Congestive Heart Failure is a condition that occurs when your heart can’t pump enough blood to fuel the body’s oxygen needs. It can occur from a variety of causes but in a nutshell it shuts down most of your body due to lack of oxygen. The treatments for this are intensive and expensive, requiring constant IVs, surgeries, and procedures. It gets so bad that one of the only side effects, besides dying if left untreated, is infection from frequent use of IVs. CHF can be caused from Coronary Artery Disease, Cardiomyopathies, Diabetes, and Arrhythmias. It is the result of a life of bad habits and doesn’t really occur that often out of the blue. It is the final result of all the other heart diseases.

Diabetes

Diabetes is a disease that is thrown around a lot when talking about obesity or heart conditions, but what really is it? Diabetes is essentially when your blood sugar is too high for your body to process, causing damage to different extremities of the body and to organs inside. The blood being too sugary, or having an excess in glucose, damages the body by lack of blood flow. Diabetes increases risks of heart attacks, eye damage, brain damage, and even loss of toes or feet. How does this happen from more sugar in the blood than normal? The glucose in the blood binds with hemoglobin and creates stiffer red blood cells, which struggle to get into smaller arteries to important parts of the body like the eyes or organs. The body would typically break all of the glucose down, however, Diabetes is initially caused by a defect in the pancreas, which produces insulin.

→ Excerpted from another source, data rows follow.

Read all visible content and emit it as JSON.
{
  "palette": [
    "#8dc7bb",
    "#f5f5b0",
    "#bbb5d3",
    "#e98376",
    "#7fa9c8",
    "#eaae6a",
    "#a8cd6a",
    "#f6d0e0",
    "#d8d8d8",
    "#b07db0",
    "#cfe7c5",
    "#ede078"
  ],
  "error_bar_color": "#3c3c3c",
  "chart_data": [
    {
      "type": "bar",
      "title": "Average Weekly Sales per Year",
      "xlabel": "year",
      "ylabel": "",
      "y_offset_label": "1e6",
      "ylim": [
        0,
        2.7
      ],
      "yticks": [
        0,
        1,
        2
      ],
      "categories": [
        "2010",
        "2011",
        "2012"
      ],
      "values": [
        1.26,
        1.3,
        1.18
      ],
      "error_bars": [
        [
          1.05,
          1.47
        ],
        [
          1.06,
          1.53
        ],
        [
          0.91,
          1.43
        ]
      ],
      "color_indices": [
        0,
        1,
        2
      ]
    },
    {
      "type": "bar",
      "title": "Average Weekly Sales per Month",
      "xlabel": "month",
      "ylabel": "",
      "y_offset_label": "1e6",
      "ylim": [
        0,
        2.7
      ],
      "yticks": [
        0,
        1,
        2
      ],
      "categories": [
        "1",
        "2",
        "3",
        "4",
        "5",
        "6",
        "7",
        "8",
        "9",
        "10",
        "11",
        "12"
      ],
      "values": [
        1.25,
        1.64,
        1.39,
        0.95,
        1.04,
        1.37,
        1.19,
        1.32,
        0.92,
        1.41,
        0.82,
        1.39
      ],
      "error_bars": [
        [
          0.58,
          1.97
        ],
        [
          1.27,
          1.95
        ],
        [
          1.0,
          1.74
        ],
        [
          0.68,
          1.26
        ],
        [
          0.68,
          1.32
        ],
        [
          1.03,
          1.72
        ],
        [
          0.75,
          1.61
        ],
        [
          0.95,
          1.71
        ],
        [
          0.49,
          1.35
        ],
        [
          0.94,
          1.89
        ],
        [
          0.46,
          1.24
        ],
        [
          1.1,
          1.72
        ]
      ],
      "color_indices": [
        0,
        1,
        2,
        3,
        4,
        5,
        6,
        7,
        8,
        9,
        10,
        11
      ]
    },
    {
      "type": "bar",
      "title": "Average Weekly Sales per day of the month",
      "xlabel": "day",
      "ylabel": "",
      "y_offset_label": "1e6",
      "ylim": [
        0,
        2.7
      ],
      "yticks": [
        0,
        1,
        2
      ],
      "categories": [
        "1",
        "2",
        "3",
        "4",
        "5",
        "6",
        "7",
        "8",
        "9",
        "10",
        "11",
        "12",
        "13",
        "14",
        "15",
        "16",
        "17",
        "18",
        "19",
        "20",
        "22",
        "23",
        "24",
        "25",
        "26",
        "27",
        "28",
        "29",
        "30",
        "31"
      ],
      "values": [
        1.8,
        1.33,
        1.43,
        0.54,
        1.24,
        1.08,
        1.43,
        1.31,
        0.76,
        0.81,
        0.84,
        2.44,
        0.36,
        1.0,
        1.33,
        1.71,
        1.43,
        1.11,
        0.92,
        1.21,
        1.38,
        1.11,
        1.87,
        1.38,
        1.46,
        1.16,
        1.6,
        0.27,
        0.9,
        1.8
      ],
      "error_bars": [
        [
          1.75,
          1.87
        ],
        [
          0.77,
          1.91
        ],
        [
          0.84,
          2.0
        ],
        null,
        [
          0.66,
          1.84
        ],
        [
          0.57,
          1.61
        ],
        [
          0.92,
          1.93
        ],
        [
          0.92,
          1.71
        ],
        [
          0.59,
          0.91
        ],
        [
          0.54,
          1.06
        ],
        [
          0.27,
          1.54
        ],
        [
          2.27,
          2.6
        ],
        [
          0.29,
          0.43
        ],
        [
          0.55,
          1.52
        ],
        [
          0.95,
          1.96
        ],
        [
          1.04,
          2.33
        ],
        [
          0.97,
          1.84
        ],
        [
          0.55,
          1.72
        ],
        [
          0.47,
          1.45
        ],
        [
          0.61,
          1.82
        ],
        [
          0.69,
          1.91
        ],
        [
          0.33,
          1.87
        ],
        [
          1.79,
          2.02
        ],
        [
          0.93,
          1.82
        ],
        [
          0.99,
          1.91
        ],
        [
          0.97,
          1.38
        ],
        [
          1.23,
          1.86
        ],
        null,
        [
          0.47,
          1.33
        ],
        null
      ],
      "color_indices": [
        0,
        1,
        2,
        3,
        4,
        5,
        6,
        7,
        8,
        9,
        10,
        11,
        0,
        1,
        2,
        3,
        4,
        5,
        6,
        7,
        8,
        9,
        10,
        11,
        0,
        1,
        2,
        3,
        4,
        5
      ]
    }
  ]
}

Insulin is like the key, if glucose was a lock, that opens up the energy inside of glucose before it goes into the body. Imagine a bunch of delivery trucks, trying to deliver food across town. The truck isn’t useful without the key to open it and get the actual food inside. The truck can even pile up and block other potential sources of food and cause people to suffer in the houses around. This is what happens in your body when glucose isn’t broken down by insulin. Luckily, your body naturally comes with the pancreas, which creates insulin for you. Sometimes, in cases of type 1 diabetes, you can be born with a pancreas that doesn’t fully work correctly, but type 2 diabetes, the one that plagues the nation; that type is born through bad eating and overconsumption of sugar. If you eat more sugar than you can process, even with a working pancreas, it is one of the first things to die out and the rest of your body has to deal with the now much lower limit of sugar you can eat.